Now fix $r\in\mathbb Z$. I claim there are constant $c_r,d_r$ such that
$$
|X_n\cap(r+z\mathbb Z)|\leq c_r+d_r\log(n).
$$
If $|X\cap(r+z\mathbb Z)|\leq1$ this is clear, so suppose we have distinct $a,b\in X\cap(r+z\mathbb Z)$. We may suppose $b=a+kz=g^l(a)$ for some $l>0$ and $k\neq0$. Also $a=g^t(0)$ for some $t\geq0$. First suppose $k>0$. By (5),
$$
g^{s(m,k)l}(a)=a+mkz
$$
for $m\geq0$. Suppose $c\in X_n\cap(r+z\mathbb Z)$. Then $c=f^u(0)=a+vz$ where $0\leq u<n$ and $v\in\mathbb Z$. Pick $m$ such that $mk>v$ and $s(m,k)l+t>u$. We have
$$
g^{s(m,k)l}(a)=a+mkz=g^{s(m,k)l+t-u}(a+vz).
$$
Now the Lemma implies
$$
\frac{s(m,k)l+t-u}{s(m,k)l}=\frac{1-1/2^{mk-v}}{1-1/2^{mk}}.
$$
Simplifying, $u=t+l(2^v-1)/(2^k-1)$. Now either $u<t$ or
$$
0\leq v<\log_2(1+n(2^k-1)/l).
$$
The result follows. The case $k<0$ follows similarly from (5') and the second condition of the Lemma.
Finally we have
$$
n=|X_n|=\sum_{r=0}^{|z|-1}|X_n\cap(r+z\mathbb Z)|
\leq\left(\sum_{r=0}^{|z|-1}c_r\right)+
\left(\sum_{r=0}^{|z|-1}d_r\right)\log n
$$
for all $n$, giving a contradiction. Thus $z=g(0)=0$.
Now (4) gives $g^2=g$. Let $I=\mathrm{im}\,g$, so $g(a)=a$ for $a\in I$. Put $(a,b)=(g(c),d+g(c))$ in (2') to obtain
$$
g(c)+g(d)=g(g(c)+g(d))
$$
for all $c,d$. Thus $I$ is closed under addition. Also $0\in I$ since $g(0)=0$. Finally (1') implies $g(1)=1+g(-1)$, so $I\neq\{0\}$. Note that (1') implies $a\in I$ iff $g(-a)=0$.

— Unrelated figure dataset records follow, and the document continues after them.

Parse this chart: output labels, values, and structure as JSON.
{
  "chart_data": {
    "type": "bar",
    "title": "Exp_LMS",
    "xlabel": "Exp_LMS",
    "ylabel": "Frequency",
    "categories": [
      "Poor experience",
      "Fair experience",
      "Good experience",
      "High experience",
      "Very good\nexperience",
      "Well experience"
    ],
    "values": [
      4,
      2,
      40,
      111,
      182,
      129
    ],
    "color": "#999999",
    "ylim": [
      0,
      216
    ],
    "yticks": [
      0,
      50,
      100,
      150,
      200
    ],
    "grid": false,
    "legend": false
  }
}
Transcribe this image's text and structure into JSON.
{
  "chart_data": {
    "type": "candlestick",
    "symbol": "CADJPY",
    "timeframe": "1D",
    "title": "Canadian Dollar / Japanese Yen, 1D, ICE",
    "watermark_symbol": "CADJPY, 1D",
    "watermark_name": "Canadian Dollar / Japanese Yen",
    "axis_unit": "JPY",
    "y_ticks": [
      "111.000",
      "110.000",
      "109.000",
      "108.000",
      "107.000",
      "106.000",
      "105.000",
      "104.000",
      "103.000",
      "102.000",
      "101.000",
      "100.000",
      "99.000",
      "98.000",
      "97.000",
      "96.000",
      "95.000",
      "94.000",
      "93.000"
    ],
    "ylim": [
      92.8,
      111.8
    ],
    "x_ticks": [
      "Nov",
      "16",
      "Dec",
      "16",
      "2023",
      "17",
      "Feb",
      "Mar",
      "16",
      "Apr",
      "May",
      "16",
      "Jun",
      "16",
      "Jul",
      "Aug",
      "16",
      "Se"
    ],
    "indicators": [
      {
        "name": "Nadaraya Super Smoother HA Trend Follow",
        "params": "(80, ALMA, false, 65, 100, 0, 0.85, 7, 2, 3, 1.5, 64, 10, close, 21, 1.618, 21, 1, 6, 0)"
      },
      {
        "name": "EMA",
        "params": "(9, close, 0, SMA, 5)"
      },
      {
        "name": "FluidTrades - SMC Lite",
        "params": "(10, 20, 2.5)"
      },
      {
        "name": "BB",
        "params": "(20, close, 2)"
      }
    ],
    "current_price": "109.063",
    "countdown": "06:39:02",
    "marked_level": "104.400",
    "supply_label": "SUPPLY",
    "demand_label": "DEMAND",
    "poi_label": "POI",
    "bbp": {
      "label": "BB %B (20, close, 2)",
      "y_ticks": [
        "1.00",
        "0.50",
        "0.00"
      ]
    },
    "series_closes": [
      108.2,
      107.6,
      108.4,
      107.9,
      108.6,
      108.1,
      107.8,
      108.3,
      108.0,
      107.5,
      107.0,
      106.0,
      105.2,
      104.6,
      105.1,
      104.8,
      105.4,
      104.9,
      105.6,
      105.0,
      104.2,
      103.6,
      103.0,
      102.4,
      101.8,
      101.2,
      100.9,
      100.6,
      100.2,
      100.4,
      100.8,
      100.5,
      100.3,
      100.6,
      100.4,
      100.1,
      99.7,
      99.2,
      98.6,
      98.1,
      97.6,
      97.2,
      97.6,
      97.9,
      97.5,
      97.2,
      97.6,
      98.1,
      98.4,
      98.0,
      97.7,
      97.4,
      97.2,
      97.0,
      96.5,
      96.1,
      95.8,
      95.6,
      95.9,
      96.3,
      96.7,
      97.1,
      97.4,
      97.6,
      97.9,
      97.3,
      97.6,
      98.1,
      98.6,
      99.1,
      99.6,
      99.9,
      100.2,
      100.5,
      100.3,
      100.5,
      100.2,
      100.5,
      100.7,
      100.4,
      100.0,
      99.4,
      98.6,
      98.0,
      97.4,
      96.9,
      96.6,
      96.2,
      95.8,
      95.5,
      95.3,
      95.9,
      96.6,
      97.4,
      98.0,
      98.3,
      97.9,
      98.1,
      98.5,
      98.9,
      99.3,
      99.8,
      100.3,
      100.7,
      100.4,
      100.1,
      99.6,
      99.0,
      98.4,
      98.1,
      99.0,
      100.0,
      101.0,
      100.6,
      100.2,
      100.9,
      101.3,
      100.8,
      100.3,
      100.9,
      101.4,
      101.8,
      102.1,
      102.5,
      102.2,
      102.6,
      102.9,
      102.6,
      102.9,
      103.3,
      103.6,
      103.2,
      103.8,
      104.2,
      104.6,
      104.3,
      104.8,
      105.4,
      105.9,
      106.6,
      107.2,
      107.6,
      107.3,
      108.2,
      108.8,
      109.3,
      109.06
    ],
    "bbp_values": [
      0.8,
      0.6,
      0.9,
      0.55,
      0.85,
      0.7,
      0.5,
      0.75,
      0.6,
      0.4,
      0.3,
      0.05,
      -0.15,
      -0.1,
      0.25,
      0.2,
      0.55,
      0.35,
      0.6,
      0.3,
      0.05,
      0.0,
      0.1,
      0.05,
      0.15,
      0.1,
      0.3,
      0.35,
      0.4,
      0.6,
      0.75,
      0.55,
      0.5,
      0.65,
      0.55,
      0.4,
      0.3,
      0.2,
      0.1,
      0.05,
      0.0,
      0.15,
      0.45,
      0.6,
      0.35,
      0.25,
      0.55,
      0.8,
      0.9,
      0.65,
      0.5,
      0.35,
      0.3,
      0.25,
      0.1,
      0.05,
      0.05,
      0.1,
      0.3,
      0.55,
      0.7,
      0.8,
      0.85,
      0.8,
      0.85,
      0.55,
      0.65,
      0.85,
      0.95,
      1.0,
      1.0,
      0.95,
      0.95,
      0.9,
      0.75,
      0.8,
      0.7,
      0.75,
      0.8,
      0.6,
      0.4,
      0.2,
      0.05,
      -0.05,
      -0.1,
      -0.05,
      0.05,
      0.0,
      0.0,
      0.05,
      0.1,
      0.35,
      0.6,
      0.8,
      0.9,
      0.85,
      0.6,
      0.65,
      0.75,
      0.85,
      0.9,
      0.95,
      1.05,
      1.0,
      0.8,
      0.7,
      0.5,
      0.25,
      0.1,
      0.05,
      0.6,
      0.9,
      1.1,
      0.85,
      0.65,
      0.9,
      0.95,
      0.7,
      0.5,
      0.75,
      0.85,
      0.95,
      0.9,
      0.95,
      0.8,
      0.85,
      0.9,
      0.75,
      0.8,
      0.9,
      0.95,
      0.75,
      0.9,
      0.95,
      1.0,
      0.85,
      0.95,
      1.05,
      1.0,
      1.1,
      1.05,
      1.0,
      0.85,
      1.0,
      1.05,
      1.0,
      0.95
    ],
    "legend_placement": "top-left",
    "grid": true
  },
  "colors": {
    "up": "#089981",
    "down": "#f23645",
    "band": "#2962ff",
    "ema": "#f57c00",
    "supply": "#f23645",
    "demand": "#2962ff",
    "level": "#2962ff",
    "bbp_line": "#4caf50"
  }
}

Putting $(a,b)=(c-d,c)$ in (2'), we have
$$
(6):\;c,d\in I\Rightarrow c-g(c-d)\in I
$$
Suppose $a,-b\in I$ where $a,b>0$. Using closure under addition, $ab,-ab\in I$, so (1') gives $ab=g(ab)=ab+g(-ab)=0$, a contradiction. Thus $I$ is containined in $\mathbb Z_{\geq0}$ or $\mathbb Z_{\leq0}$. Replacing $g(a)$ by $-g(-a)$ if necessary, we may suppose the former.

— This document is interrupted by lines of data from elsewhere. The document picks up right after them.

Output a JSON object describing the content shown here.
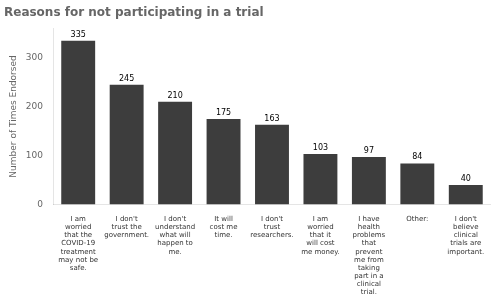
{
  "chart_data": {
    "type": "bar",
    "title": "Reasons for not participating in a trial",
    "ylabel": "Number of Times Endorsed",
    "categories": [
      "I am\nworried\nthat the\nCOVID-19\ntreatment\nmay not be\nsafe.",
      "I don't\ntrust the\ngovernment.",
      "I don't\nunderstand\nwhat will\nhappen to\nme.",
      "It will\ncost me\ntime.",
      "I don't\ntrust\nresearchers.",
      "I am\nworried\nthat it\nwill cost\nme money.",
      "I have\nhealth\nproblems\nthat\nprevent\nme from\ntaking\npart in a\nclinical\ntrial.",
      "Other:",
      "I don't\nbelieve\nclinical\ntrials are\nimportant."
    ],
    "values": [
      335,
      245,
      210,
      175,
      163,
      103,
      97,
      84,
      40
    ],
    "color": "#3d3d3d",
    "ylim": [
      0,
      360
    ],
    "yticks": [
      0,
      100,
      200,
      300
    ],
    "grid": false,
    "data_labels": true
  }
}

Let $p>0$ be the smallest positive element in $I$. Suppose $p>1$. Again by (1'), we cannot have $I\subseteq p\mathbb Z$. Pick $a\in I\setminus p\mathbb Z$ minimal, so $a-p\notin I$. Then $g(p-a)\neq 0$, so $g(p-a)\geq p$. On the other hand, (6) gives $a-g(a-p)\in I$, so $g(a-p)\leq a$. Now (1') gives $g(a-p)=a$.

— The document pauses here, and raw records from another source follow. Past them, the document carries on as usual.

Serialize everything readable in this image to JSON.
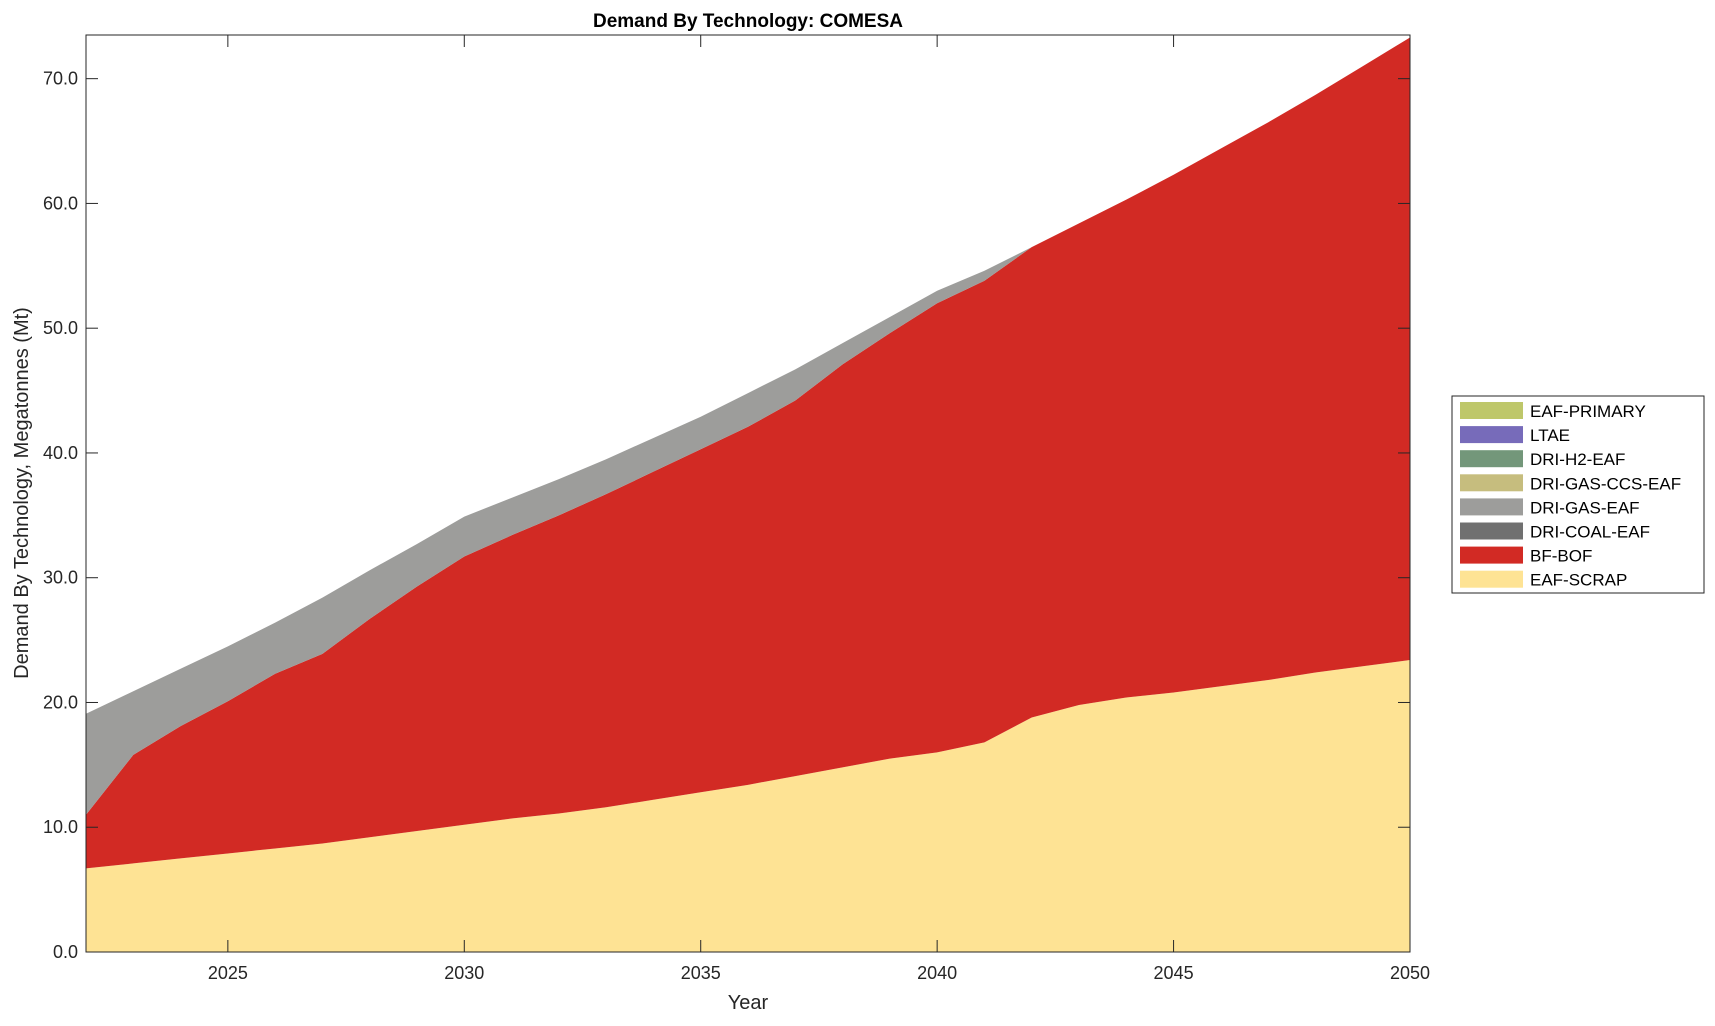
{
  "chart_data": {
    "type": "area",
    "stacked": true,
    "title": "Demand By Technology: COMESA",
    "xlabel": "Year",
    "ylabel": "Demand By Technology, Megatonnes (Mt)",
    "xlim": [
      2022,
      2050
    ],
    "ylim": [
      0,
      73.5
    ],
    "xticks": [
      2025,
      2030,
      2035,
      2040,
      2045,
      2050
    ],
    "yticks": [
      "0.0",
      "10.0",
      "20.0",
      "30.0",
      "40.0",
      "50.0",
      "60.0",
      "70.0"
    ],
    "legend_position": "right",
    "x": [
      2022,
      2023,
      2024,
      2025,
      2026,
      2027,
      2028,
      2029,
      2030,
      2031,
      2032,
      2033,
      2034,
      2035,
      2036,
      2037,
      2038,
      2039,
      2040,
      2041,
      2042,
      2043,
      2044,
      2045,
      2046,
      2047,
      2048,
      2049,
      2050
    ],
    "series": [
      {
        "name": "EAF-SCRAP",
        "color": "#fee394",
        "values": [
          6.7,
          7.1,
          7.5,
          7.9,
          8.3,
          8.7,
          9.2,
          9.7,
          10.2,
          10.7,
          11.1,
          11.6,
          12.2,
          12.8,
          13.4,
          14.1,
          14.8,
          15.5,
          16.0,
          16.8,
          18.8,
          19.8,
          20.4,
          20.8,
          21.3,
          21.8,
          22.4,
          22.9,
          23.4
        ]
      },
      {
        "name": "BF-BOF",
        "color": "#d22a24",
        "values": [
          4.3,
          8.7,
          10.6,
          12.2,
          14.0,
          15.2,
          17.5,
          19.6,
          21.5,
          22.7,
          23.9,
          25.1,
          26.3,
          27.5,
          28.7,
          30.1,
          32.3,
          34.1,
          36.0,
          37.0,
          37.7,
          38.6,
          39.9,
          41.5,
          43.1,
          44.7,
          46.3,
          48.1,
          49.9
        ]
      },
      {
        "name": "DRI-COAL-EAF",
        "color": "#707070",
        "values": [
          0,
          0,
          0,
          0,
          0,
          0,
          0,
          0,
          0,
          0,
          0,
          0,
          0,
          0,
          0,
          0,
          0,
          0,
          0,
          0,
          0,
          0,
          0,
          0,
          0,
          0,
          0,
          0,
          0
        ]
      },
      {
        "name": "DRI-GAS-EAF",
        "color": "#9d9d9b",
        "values": [
          8.1,
          5.1,
          4.6,
          4.4,
          4.1,
          4.5,
          3.9,
          3.4,
          3.2,
          3.0,
          2.9,
          2.8,
          2.7,
          2.6,
          2.7,
          2.5,
          1.7,
          1.3,
          1.0,
          0.8,
          0,
          0,
          0,
          0,
          0,
          0,
          0,
          0,
          0
        ]
      },
      {
        "name": "DRI-GAS-CCS-EAF",
        "color": "#c6bd7e",
        "values": [
          0,
          0,
          0,
          0,
          0,
          0,
          0,
          0,
          0,
          0,
          0,
          0,
          0,
          0,
          0,
          0,
          0,
          0,
          0,
          0,
          0,
          0,
          0,
          0,
          0,
          0,
          0,
          0,
          0
        ]
      },
      {
        "name": "DRI-H2-EAF",
        "color": "#73977a",
        "values": [
          0,
          0,
          0,
          0,
          0,
          0,
          0,
          0,
          0,
          0,
          0,
          0,
          0,
          0,
          0,
          0,
          0,
          0,
          0,
          0,
          0,
          0,
          0,
          0,
          0,
          0,
          0,
          0,
          0
        ]
      },
      {
        "name": "LTAE",
        "color": "#776bba",
        "values": [
          0,
          0,
          0,
          0,
          0,
          0,
          0,
          0,
          0,
          0,
          0,
          0,
          0,
          0,
          0,
          0,
          0,
          0,
          0,
          0,
          0,
          0,
          0,
          0,
          0,
          0,
          0,
          0,
          0
        ]
      },
      {
        "name": "EAF-PRIMARY",
        "color": "#bec76a",
        "values": [
          0,
          0,
          0,
          0,
          0,
          0,
          0,
          0,
          0,
          0,
          0,
          0,
          0,
          0,
          0,
          0,
          0,
          0,
          0,
          0,
          0,
          0,
          0,
          0,
          0,
          0,
          0,
          0,
          0
        ]
      }
    ]
  }
}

Using closure under addition, $pa-a=(p-1)a\in I$. Pick $l$ minimal such that $b=(l+1)p-a\in I$. Then $b\geq0$ implies $l\geq0$. Now (6) gives
$$
lp-g(lp-b)\in I.
$$
But $g(lp-b)=g(a-p)=a$, so $lp-a\in I$. This contradicts the minimality of $l$.
Therefore $p=1$. By closure under addition, $I=\mathbb Z_{\geq0}$. Hence $g(a)=a$ for $a\geq0$ and $g(a)=0$ for $a<0$.